En una democracia, como la que Venezuela logró construir durante la República Civil, desde 1958 y hasta 1998, a pesar de todos los pesares, reales o inventados; la dinámica política permitía o favorecía el cambio, el pluralismo y la civilidad. Incluso en sus tiempos más álgidos.
Todo eso se fue transmutando, con gran habilidad, desde 1999. Poco a poco, pero sin pausa, se fue montando una hegemonía despótica, depredadora y envilecida que ha ido destruyendo al país, y malbaratando la época del auge de los precios del petróleo más prolongada y caudalosa de nuestra historia.

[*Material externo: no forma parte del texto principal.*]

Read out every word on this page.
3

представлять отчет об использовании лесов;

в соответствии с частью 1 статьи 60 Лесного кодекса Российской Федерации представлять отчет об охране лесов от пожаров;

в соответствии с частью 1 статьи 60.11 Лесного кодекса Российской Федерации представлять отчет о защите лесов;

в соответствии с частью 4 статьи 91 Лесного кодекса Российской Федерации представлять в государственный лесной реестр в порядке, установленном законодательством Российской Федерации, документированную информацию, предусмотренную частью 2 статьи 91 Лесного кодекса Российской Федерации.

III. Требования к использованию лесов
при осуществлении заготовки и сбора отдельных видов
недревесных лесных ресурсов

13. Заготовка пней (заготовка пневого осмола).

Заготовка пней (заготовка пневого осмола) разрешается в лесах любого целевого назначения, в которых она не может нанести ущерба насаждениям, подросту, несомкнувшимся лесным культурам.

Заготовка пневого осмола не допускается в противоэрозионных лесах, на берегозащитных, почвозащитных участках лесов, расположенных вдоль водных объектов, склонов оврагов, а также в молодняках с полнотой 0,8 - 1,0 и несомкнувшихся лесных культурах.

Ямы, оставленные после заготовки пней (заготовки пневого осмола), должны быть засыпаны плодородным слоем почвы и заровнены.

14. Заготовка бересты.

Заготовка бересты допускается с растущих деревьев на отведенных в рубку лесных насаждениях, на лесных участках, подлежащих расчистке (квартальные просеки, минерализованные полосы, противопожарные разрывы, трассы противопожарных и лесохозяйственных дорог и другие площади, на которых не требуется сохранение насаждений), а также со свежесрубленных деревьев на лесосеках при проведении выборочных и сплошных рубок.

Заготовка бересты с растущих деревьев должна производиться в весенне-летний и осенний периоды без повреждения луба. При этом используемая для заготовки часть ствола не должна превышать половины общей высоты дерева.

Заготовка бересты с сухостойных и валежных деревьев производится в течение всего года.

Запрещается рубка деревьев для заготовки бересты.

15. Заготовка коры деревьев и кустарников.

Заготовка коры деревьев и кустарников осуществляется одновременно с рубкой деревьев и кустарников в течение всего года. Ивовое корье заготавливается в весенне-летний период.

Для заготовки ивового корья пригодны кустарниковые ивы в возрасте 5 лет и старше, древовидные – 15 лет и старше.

En la década muy difícil de los años noventa del siglo XX, el promedio del precio petrolero nacional alcanzó los 15 dólares. Años después, ya la hegemonía en consolidación, ese mismo precio superó los 150 dólares. Diez veces más. Nada de lo cual, por cierto, tuvo que ver con Miraflores sino con las realidades del mercado petrolero internacional.
Todo eso se ha dicho y repetido, y debe seguirse haciendo, sobre todo para que las nuevas generaciones entiendan las cosas en perspectiva o en contexto histórico.
En la referida transmutación, la lucha política y civil, degeneró en guerra sin cuartel. Los adversarios son considerados, por el poder establecido, como enemigos. Y la habilidad de la hegemonía ha producido una nueva especie de supuestos adversarios, que son los cómplices. La corrupción colosal de la hegemonía, acaso su eje fundamental, ha dado para eso y más.
Para los mandoneros del poder, los adversarios son o enemigos o cómplices. No hay más espacio. Incluso en sus filas, la purga es la norma, sin excluir la cárcel y también la desaparición.
Estas verdades me dan esperanza. Sí, esperanza. Venezuela no es así. La manera de ser de la generalidad de los venezolanos no es así. Estamos como esclavizados por la hegemonía. Y tenemos y podemos liberarnos. Nos costará mucho. Sin duda. Pero la nación venezolana no es Tocorón.